Kyi Win acquired his fire fighting skills at the country’s only training camp for fire fighters, known as Zee Bin Gyi, at Pyin Oo Lwin Township in Mandalay Region.
Ordinary firemen undergo three months’ basic training. In addition, officers receive six months of management training.
The training is mostly focused on theory, so when graduates are posted to stations they have little practical experience. Instead, they have to learn on the job, Kyi Win said.
“I hope the training will change soon so that the trainees are taught practical skills as well as the theory,” he said.
There are nearly 11,000 fire fighters throughout the country, but the Fire Services Department – which also has more than 300,000 volunteers who provide assistance during emergencies – is badly understaffed. Kyi Win says Myanmar needs more than 26,000 fire fighters.
“We are training about 2,000 firefighters a year to address the understaffing situation,” U Aung Swe Win, the deputy director of the Fire Services Department told Frontier, adding that the workforce had increased by more than 50 percent in two years as a result.
He said there was no shortage of applications, although most are for auxiliary rather than permanent positions. New recruits receive a basic salary of K120,000 a month, plus K1,500 a day.
Most are attracted by a sense of adventure. Ko Ye Hein, 26, was a first aid volunteer in his ward in Ahlone Township before training as an auxiliary firefighter. Like other volunteers, he doesn’t receive a salary, but receives a uniform from the department.
“Being a firefighter is just my hobby. I’m a kind of adventurous person, so that’s why I enjoy it,” he said.
As well as training more firefighters, the department is also moving to upgrade its specialised vehicles and equipment.
In 2012, the department had more than 1,300 vehicles, including tankers and trucks equipped with pumps and rescue ladders. Of these vehicles, about 500 were out of date, including some three-wheeled vehicles.
Over the past five years, the number of vehicles has increased to about 3,150, and 300 old vehicles have been taken out of service, Kyi Win said. The government plans to purchase another 65 vehicles, along with protective clothing and training materials, through a 50 million euro (US$56 million) loan from Poland that was recently approved by parliament.

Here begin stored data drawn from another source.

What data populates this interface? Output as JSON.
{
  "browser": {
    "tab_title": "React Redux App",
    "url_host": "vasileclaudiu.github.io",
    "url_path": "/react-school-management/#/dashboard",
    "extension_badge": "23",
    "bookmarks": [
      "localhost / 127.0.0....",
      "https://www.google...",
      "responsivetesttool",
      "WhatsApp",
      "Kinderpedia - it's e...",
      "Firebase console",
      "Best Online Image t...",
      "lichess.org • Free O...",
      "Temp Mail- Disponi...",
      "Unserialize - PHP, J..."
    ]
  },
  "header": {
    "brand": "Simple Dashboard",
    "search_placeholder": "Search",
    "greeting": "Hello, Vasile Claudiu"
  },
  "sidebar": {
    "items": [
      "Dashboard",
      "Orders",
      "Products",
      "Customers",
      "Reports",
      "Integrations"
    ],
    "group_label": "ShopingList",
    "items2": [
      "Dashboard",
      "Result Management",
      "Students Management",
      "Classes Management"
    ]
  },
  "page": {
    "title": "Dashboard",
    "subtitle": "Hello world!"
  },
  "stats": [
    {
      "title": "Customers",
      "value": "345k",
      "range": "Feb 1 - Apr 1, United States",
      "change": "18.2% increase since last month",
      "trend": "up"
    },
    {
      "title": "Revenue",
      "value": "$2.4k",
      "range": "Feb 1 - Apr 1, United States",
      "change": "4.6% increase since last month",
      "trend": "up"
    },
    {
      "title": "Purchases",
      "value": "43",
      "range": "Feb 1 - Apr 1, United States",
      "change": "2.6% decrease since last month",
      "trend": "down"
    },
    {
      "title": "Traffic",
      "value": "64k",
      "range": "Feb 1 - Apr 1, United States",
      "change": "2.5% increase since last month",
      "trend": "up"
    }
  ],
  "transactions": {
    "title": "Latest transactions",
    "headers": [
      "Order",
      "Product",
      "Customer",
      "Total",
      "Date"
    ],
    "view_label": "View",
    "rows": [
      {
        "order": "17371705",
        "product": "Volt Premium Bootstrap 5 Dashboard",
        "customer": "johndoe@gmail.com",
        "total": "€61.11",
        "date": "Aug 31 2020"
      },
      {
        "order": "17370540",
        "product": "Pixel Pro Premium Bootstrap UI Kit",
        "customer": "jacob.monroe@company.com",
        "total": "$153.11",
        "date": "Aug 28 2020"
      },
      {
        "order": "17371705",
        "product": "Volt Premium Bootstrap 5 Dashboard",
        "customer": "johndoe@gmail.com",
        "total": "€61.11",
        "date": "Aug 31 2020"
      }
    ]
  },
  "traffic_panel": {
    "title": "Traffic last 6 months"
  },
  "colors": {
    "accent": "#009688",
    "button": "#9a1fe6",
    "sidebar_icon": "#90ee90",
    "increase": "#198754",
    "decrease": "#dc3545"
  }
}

Aung Swe Win said the upgrade was focused on acquiring better equipment and increasing the number of fire fighters based in rural areas.
“We are trying to do both,” he said.
Firefighters enjoy a much better reputation than many other civil servants, particularly police, who are synonymous with corruption. But the Fire Services Department is not without its problems, though. U Myint Soe, a resident of Lanmadaw Township, recalled one that when his neighbour’s house was burning in the 1980s, the owner had to negotiate a payment with the firefighters before they would come to put out the blaze.
“The owner and firefighters agreed on some payment, a few lakh, and after that the firefighters started working,” he said. “There was so much corruption in the past but it seems to be less common now.”
Kyi Win, at least, said he is dedicated to his role.
“I’m always happy to do my job because we are helping people, protecting their property.
“Sometimes I would like to relax and unwind with my family but that’s difficult because a fire fighter has to be on duty around the clock,” he said. “But I have no regrets about my choice of career.”